La demanderesse a fait référence aux facteurs établis par la jurisprudence pour conclure à l’existence d’une mauvaise foi et a souligné que tous les facteurs pertinents devaient être pris en compte lors de l’appréciation. Il a indiqué que la date pertinente était la date de dépôt de l’enregistrement contesté.

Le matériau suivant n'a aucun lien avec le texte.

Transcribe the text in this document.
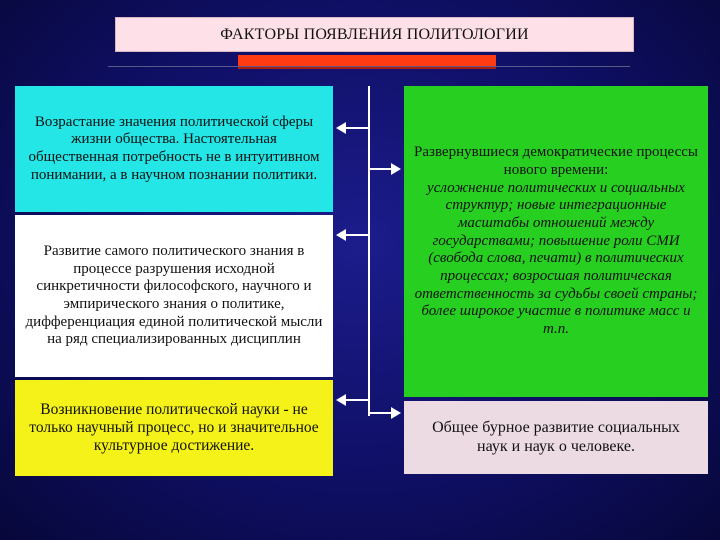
ФАКТОРЫ ПОЯВЛЕНИЯ ПОЛИТОЛОГИИ
Возрастание значения политической сферы жизни общества. Настоятельная общественная потребность не в интуитивном понимании, а в научном познании политики.
Развитие самого политического знания в процессе разрушения исходной синкретичности философского, научного и эмпирического знания о политике, дифференциация единой политической мысли на ряд специализированных дисциплин
Возникновение политической науки - не только научный процесс, но и значительное культурное достижение.
Развернувшиеся демократические процессы нового времени:
усложнение политических и социальных структур; новые интеграционные масштабы отношений между государствами; повышение роли СМИ (свобода слова, печати) в политических процессах; возросшая политическая ответственность за судьбы своей страны; более широкое участие в политике масс и т.п.
Общее бурное развитие социальных наук и наук о человеке.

Il a rappelé que la Cour avait notamment identifié deux facteurs à prendre en considération, à savoir:
— la connaissance ou la connaissance présumée par la demanderesse de la MUE contestée (titulaire de la MUE) qu’un tiers utilisait un signe identique ou similaire pour un produit identique ou similaire, ce qui impliquait un risque de confusion avec la MUE.
— l’intention de la titulaire de la marque de l’Union européenne, à l’époque, d’empêcher ce tiers de continuer à utiliser ladite marque.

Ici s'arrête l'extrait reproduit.